Walikota Bandung Resmikan Teras Hijau Project di RW 07 Kel. Sukaraja – Cicendo

Bandung, Beritainspiratif.com – Pemerintah Kota (Pemkot) Bandung meresmikan Teras Hijau Project seluas 516 meter persegi di RW 07 Kelurahan Sukaraja, Kecamatan Cicendo, Kota Bandung, Rabu (02/09/2020).

Kegiatan ini diinisiasi oleh Sekolah Bisnis Manajemen (SBM) Institut Teknologi Bandung (ITB) dan warga setempat.

Baca Juga:Dukung-ketahanan-pangan-sbm-itb-luncurkan-kebun-teras-hijau-project

Peresmian tersebut dilakukan langsung oleh Wali Kota Bandung, Oded M Danial beserta istri, Siti Muntamah dan jajaran.

“Teras hijau project merupakan program turunan dari Kang Pisman, tujuannya membuat program pendayagunaan masyarakat menghadirkan teras hijau,” ujarnya di di Kelurahan Sukaraja, Kecamatan Cicendo, Kota Bandung, Rabu (2/09/2020).

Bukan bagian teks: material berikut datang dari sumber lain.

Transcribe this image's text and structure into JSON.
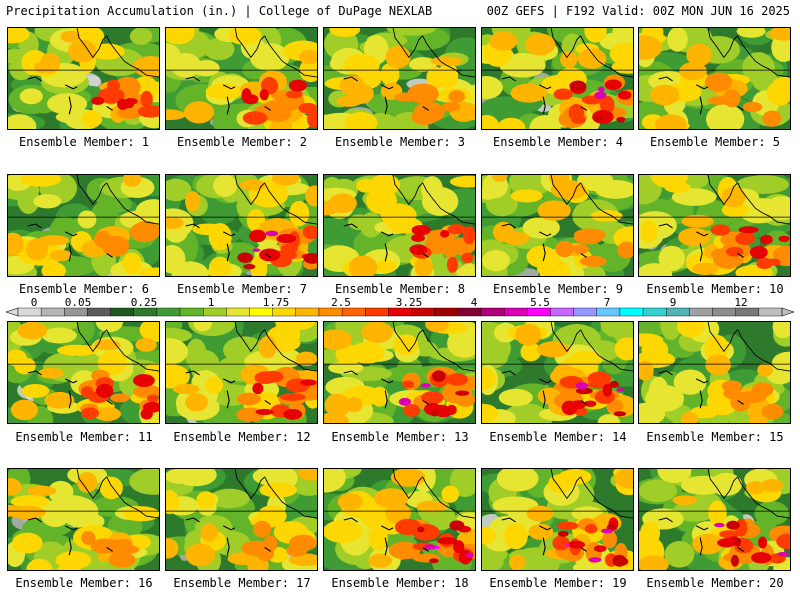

Menurutnya, kegiatan-kegiatan di teras hijau yaitu urban farming, peternakan ayam dan direncanakan ternak madu lebah. Pihaknya berharap agar teras hijau berkontribusi terhadap program kemandirian pangan di tingkat RT/RW di Kota Bandung.

Saat ini, menurutnya program pemberdayaan masyarakat berbasis ketahanan pangan di Kota Bandung terdapat di 150 RW. Kegiatan tersebut berkontribusi terhadap penurunan pembuangan sampah atau zero waste.

“Model ini (Teras Hijau) kolaborasi antara masyarakat dengan Pemkot Bandung dan akademisi. Contoh disini Teras Hijau kolaborasi masyarakat dengan ITB. Ditempat lain ada UIN, saya berharap ketika kolaborasi di tiap wilayah akan terwujud kemandirian pangan,” ungkapnya.

Sementara itu Dosen SBM ITB, Melia Famiola mengatakan, di kawasan Teras Hijau Project dilaksanakan pembibitan tanaman holtikultura. Menurutnya, para warga sekitar dapat memperoleh bibit secara gratis dengan membawa penggantian sampah organik.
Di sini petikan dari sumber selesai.